After the mine falls onto the ground, upon completion of the 50-60 second operation of the pyrotechnic delay, a powder expelling charge functions, pushing the mine out of the sub-cassette.
At the same time, a pyrotechnic delay ignites, which after 3-4 seconds ignites the second expelling charge; this ejects the cover and releases the folding legs. The spring-loaded legs spread out horizontally and place the mine in a vertical position.
After 2 seconds, the target sensor unit is fired from the upper part of the mine. After the target sensor unit rises to 0.5 meters, four target-sensor anchor weights are ejected from the mine to the sides to a distance of 9.5 meters, unwinding four thin break wires.
From this moment, the mine is in the armed position and the combat operating time begins to count down, which may range from 4 to 100 hours (on average 23 hours; the warmer it is, the longer; the colder it is, the shorter). After this, the mine self-destructs by detonation.




The mine is non-recoverable and is not subject to neutralization. The detonator is built-in electronic.

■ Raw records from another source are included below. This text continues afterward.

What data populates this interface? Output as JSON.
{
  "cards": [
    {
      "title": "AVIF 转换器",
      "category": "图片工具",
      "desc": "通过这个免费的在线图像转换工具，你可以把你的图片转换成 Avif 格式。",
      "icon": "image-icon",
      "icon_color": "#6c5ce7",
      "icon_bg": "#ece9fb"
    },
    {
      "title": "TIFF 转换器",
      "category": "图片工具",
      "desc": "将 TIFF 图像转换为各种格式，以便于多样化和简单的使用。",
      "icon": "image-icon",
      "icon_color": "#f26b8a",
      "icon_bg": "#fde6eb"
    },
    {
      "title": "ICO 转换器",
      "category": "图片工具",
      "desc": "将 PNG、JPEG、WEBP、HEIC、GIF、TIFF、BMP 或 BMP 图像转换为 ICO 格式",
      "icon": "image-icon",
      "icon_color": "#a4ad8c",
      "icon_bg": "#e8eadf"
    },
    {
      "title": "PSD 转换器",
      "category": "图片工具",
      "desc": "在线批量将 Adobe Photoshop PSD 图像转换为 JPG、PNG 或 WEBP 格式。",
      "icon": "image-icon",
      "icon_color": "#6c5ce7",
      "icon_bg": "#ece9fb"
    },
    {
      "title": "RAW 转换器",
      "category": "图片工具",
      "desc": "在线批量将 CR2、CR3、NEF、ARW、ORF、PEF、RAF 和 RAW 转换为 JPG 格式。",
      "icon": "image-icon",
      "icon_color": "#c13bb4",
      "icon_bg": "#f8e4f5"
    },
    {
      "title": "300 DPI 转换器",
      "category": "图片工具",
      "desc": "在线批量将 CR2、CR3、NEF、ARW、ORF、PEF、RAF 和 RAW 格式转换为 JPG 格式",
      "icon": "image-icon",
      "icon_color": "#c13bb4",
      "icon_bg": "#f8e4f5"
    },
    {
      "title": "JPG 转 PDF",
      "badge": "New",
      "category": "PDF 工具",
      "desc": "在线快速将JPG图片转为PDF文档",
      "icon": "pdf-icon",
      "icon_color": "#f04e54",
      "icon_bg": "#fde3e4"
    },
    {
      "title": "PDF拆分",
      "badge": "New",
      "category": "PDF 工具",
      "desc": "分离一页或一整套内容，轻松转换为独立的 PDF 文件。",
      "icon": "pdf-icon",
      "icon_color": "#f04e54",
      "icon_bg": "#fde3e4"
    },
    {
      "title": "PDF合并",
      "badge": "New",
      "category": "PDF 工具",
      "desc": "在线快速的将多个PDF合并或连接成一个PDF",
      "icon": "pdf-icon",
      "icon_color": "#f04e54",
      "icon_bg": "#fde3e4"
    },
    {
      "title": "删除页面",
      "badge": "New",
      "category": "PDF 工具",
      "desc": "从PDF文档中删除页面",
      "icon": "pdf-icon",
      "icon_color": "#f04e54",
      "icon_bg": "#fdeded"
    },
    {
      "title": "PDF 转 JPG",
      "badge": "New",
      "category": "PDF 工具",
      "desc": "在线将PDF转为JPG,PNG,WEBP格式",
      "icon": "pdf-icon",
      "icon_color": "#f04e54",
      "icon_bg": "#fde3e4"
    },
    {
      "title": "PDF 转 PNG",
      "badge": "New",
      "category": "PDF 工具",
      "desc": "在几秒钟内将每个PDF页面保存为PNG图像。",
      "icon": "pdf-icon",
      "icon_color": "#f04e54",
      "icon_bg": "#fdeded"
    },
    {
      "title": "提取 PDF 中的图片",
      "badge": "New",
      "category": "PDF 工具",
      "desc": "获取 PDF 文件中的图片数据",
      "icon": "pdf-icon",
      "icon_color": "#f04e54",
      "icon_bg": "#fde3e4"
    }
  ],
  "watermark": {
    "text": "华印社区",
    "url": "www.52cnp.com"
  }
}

Some mines may have an additional built-in seismic target sensor and/or an anti-disturbance element (tilt type, functioning when the mine’s position changes by 5-7 degrees).
The mine detonates when any of the four wires is broken or upon expiration of the combat operating time.
If, during the mine’s combat operation, a soldier catches and pulls any of the four threads (force not exceeding 450 grams), this will cause the detonator to function and the mine to explode.
If the mine does not assume the correct position after falling, for example due to landing in deep snow or a swamp, or if the target sensors fail to assume the correct position (did not deploy fully or not all deployed, or did not deploy to the full distance), the mine nevertheless operates in the normal combat mode.
POM-2 mines are quite conspicuous. In addition, there is a lot of debris scattered across the minefield (sub-cassettes, covers with ribbons, target sensor units).
Coloring
Green.
Marking
Standard, applied in black paint on the mine casing and includes:
- POM-2 - mine code.
- 582-1-86 - manufacturer’s plant code - batch number - year of manufacture.